私にとって最高の師であり、永遠の憧れであるレベッカ・スチュワート師に今回久しぶりに再会し、その講習会を奇跡的に受けることができた。
彼女に初めて出会ったのは、2005年まだフランクフルトで学生をしていたころ、モリース・ファン・リースハウト氏の指導により、ティールブルグを訪れたのが初めてだった。
その当時、レベッカのアンサンブルによる、ヨハネス・オケゲムのミサ My Myの録音を初めて聴いた時、大変大きな衝撃と、人生最大とも言える大きな影響を受けた。
卒業後、ティールブルグでレベッカのもとで指導を受けるのが夢であったが、残念ながら、学校は無くなってしまうという結果になった。それでも唯一の私の救いは、1年に一度のモリースの指揮によるアンサンブルSchola stralsundensisでの演奏会であった。
実はそのアンサンブルをきっかけに、私は人生を共にするパートナー、最愛なる夫に出会うこととなる。

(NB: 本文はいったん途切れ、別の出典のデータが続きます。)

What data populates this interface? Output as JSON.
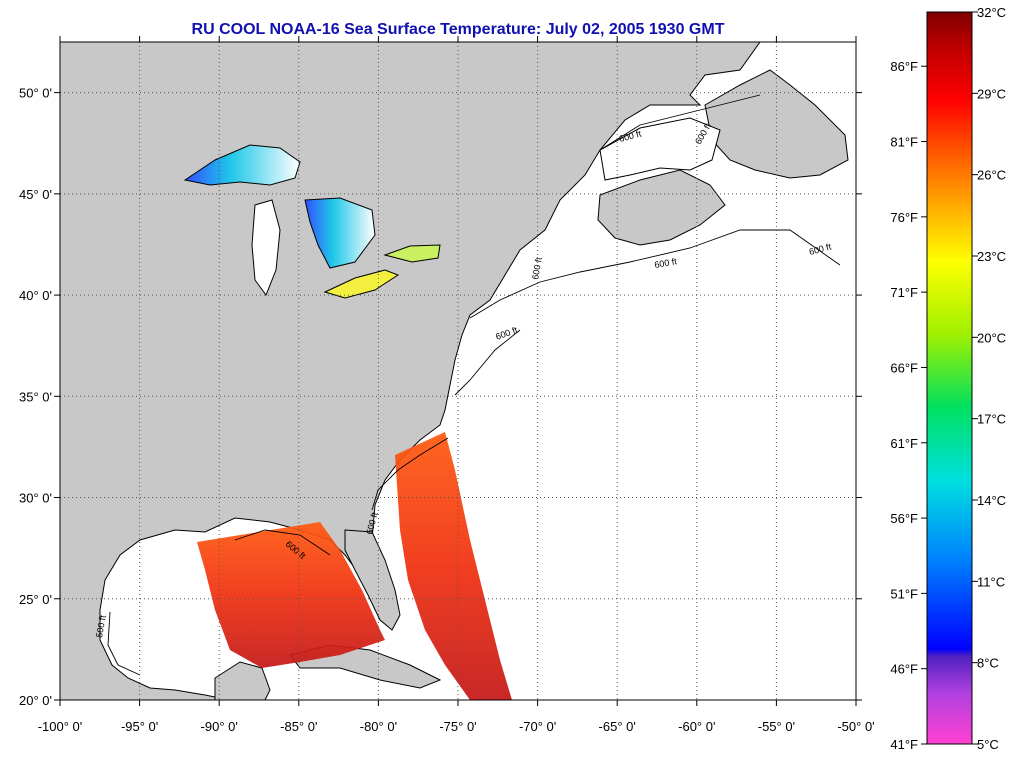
{
  "title": "RU COOL  NOAA-16  Sea Surface Temperature:  July 02, 2005 1930 GMT",
  "map": {
    "lon_ticks": [
      "-100° 0'",
      "-95° 0'",
      "-90° 0'",
      "-85° 0'",
      "-80° 0'",
      "-75° 0'",
      "-70° 0'",
      "-65° 0'",
      "-60° 0'",
      "-55° 0'",
      "-50° 0'"
    ],
    "lat_ticks": [
      "50° 0'",
      "45° 0'",
      "40° 0'",
      "35° 0'",
      "30° 0'",
      "25° 0'",
      "20° 0'"
    ],
    "lon_range": [
      -100,
      -50
    ],
    "lat_range": [
      20,
      52.5
    ],
    "isobath_labels": [
      "600 ft",
      "600 ft",
      "600 ft",
      "600 ft",
      "600 ft",
      "600 ft",
      "600 ft",
      "600 ft",
      "500 ft"
    ],
    "colors": {
      "land": "#c8c8c8",
      "ocean_nodata": "#ffffff",
      "grid": "#555555",
      "title": "#1010b0"
    }
  },
  "colorbar": {
    "celsius_labels": [
      "32°C",
      "29°C",
      "26°C",
      "23°C",
      "20°C",
      "17°C",
      "14°C",
      "11°C",
      "8°C",
      "5°C"
    ],
    "fahrenheit_labels": [
      "86°F",
      "81°F",
      "76°F",
      "71°F",
      "66°F",
      "61°F",
      "56°F",
      "51°F",
      "46°F",
      "41°F"
    ],
    "range_c": [
      5,
      32
    ],
    "stops": [
      "#ff40d0",
      "#b040e0",
      "#5020c0",
      "#0000ff",
      "#0080ff",
      "#00e0e0",
      "#00e060",
      "#a0f000",
      "#ffff00",
      "#ffb000",
      "#ff6000",
      "#ff0000",
      "#c00000",
      "#800000"
    ]
  }
}
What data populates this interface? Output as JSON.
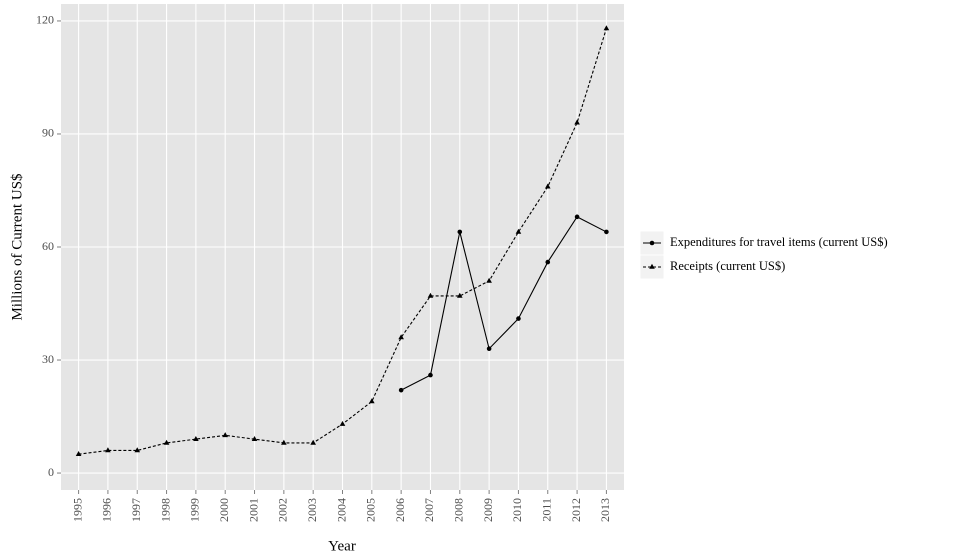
{
  "chart_data": {
    "type": "line",
    "x_label": "Year",
    "y_label": "Millions of Current US$",
    "categories": [
      "1995",
      "1996",
      "1997",
      "1998",
      "1999",
      "2000",
      "2001",
      "2002",
      "2003",
      "2004",
      "2005",
      "2006",
      "2007",
      "2008",
      "2009",
      "2010",
      "2011",
      "2012",
      "2013"
    ],
    "series": [
      {
        "name": "Expenditures for travel items (current US$)",
        "color": "#000000",
        "line_style": "solid",
        "marker": "circle",
        "values": [
          null,
          null,
          null,
          null,
          null,
          null,
          null,
          null,
          null,
          null,
          null,
          22,
          26,
          64,
          33,
          41,
          56,
          68,
          64
        ]
      },
      {
        "name": "Receipts (current US$)",
        "color": "#000000",
        "line_style": "dashed",
        "marker": "triangle",
        "values": [
          5,
          6,
          6,
          8,
          9,
          10,
          9,
          8,
          8,
          13,
          19,
          36,
          47,
          47,
          51,
          64,
          76,
          93,
          118
        ]
      }
    ],
    "ylim": [
      -4.5,
      124.5
    ],
    "yticks": [
      0,
      30,
      60,
      90,
      120
    ],
    "grid": true,
    "legend_position": "right"
  }
}
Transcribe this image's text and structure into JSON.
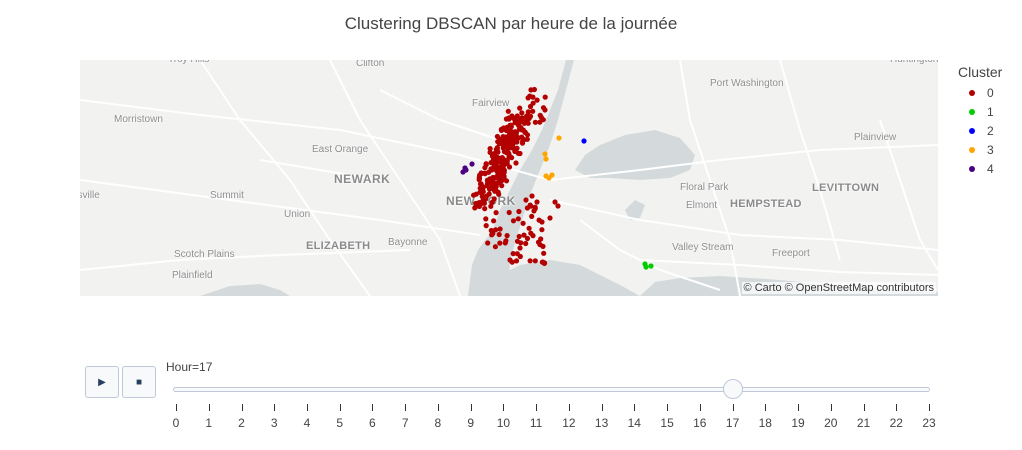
{
  "title": "Clustering DBSCAN par heure de la journée",
  "map": {
    "attribution": "© Carto © OpenStreetMap contributors",
    "places": [
      {
        "name": "Troy Hills",
        "style": "small"
      },
      {
        "name": "Clifton",
        "style": "small"
      },
      {
        "name": "Port Washington",
        "style": "small"
      },
      {
        "name": "Huntington Station",
        "style": "small"
      },
      {
        "name": "Fairview",
        "style": "small"
      },
      {
        "name": "Morristown",
        "style": "small"
      },
      {
        "name": "East Orange",
        "style": "small"
      },
      {
        "name": "NEWARK",
        "style": "big"
      },
      {
        "name": "Plainview",
        "style": "small"
      },
      {
        "name": "Summit",
        "style": "small"
      },
      {
        "name": "Floral Park",
        "style": "small"
      },
      {
        "name": "LEVITTOWN",
        "style": "mid"
      },
      {
        "name": "NEW YORK",
        "style": "big"
      },
      {
        "name": "Elmont",
        "style": "small"
      },
      {
        "name": "HEMPSTEAD",
        "style": "mid"
      },
      {
        "name": "Union",
        "style": "small"
      },
      {
        "name": "ELIZABETH",
        "style": "mid"
      },
      {
        "name": "Bayonne",
        "style": "small"
      },
      {
        "name": "Valley Stream",
        "style": "small"
      },
      {
        "name": "Scotch Plains",
        "style": "small"
      },
      {
        "name": "Freeport",
        "style": "small"
      },
      {
        "name": "Plainfield",
        "style": "small"
      },
      {
        "name": "dsville",
        "style": "small"
      }
    ]
  },
  "legend": {
    "title": "Cluster",
    "items": [
      {
        "label": "0",
        "color": "#b30000"
      },
      {
        "label": "1",
        "color": "#00cc00"
      },
      {
        "label": "2",
        "color": "#0000ff"
      },
      {
        "label": "3",
        "color": "#ffa500"
      },
      {
        "label": "4",
        "color": "#4b0082"
      }
    ]
  },
  "controls": {
    "play_icon": "▶",
    "stop_icon": "■"
  },
  "slider": {
    "prefix": "Hour=",
    "current_value": "17",
    "label": "Hour=17",
    "min": 0,
    "max": 23,
    "ticks": [
      "0",
      "1",
      "2",
      "3",
      "4",
      "5",
      "6",
      "7",
      "8",
      "9",
      "10",
      "11",
      "12",
      "13",
      "14",
      "15",
      "16",
      "17",
      "18",
      "19",
      "20",
      "21",
      "22",
      "23"
    ]
  }
}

彼とその同僚とレベッカによって、ハレで講習会を続けていたが、私は子育てに忙しく、参加ができずにいたのがもどかしかった。
やっと長女が小学校に行くようになり、私は久しぶりにレベッカに再会できた。
しかし、私自身、いつの間にか、音楽とは程遠いところにいることを察したのだ。
そもそも、モダール音楽は、バロックやクラッシックのような音調の音楽とは全く異なるもので、根本的に、小説線がない。それどころか、拍感というものすら存在しない。
もちろん、Tempus perfectum などのような拍子の指定はある。しかし、それそのものはひとつの天文学的な要素を含んでおり、多くはそのテキストによっては、象徴的なものを生み出すものと解釈できるのではないだろうか。つまり、3は三位一体であり、2は人間的なものを示す。
また、ソルミゼーションには多くの意味が隠されている。
mi= キリスト
fa = 父なる神
sol= 約束の地 楽園
mi から faによる移行には、人として肉体を持ったキリストが神との架け橋となったことを意味する。
音楽そのものの実態は、キリスト教精神、あるいはもっと高次な、天界なる音楽、宇宙そのものと一体になっており、私たちは残念ながら、その古い”言葉”を失ってしまったのだ。
音響そのものはたえず ヴァイブレーションとして身近に存在しており、そのヴァイブレーション、すなわち聖霊なるものに、チャネリングするのが、音楽のもつ本当の意味であり、私たちが、この地上で生きている存在の中で、”調和”することが最高の行為であること。
しかし、現実は、”自我”との闘いがあり、”無”に成りえない。自己嫌悪に陥るのだ。
レベッカがインドで習った音楽は、まさに、純粋なる天界の音楽を実際に耳にしたことだろう。そして、彼女が老体に鞭打って、弟子たちに教えようとして下さっているのに、私は何年も、遠い世界にいた気がする。
音楽とは、そもそも、”祈り”であり、スピリチュアルな世界に入ることのできる手段である。もちろん、その手段は音楽だけとは限らないが。
インスピレーションとは、"In Spirit " 魂が入りこむということ・・・・・・・・・・。
若いころは、いつだって焦りを感じた。何か学びそびれて置いて行かれている気がした。
自分の世界がすべてだった。
大地に足を踏み、雨上がりの緑の力に圧倒される。
この大地に根を張る植物たちは、あるがままだと。受けるがまま。
人間は地に産まれ、地を喰い、地に還っていく。
もっと、聴き入れて、受け入れていけばいいと思った。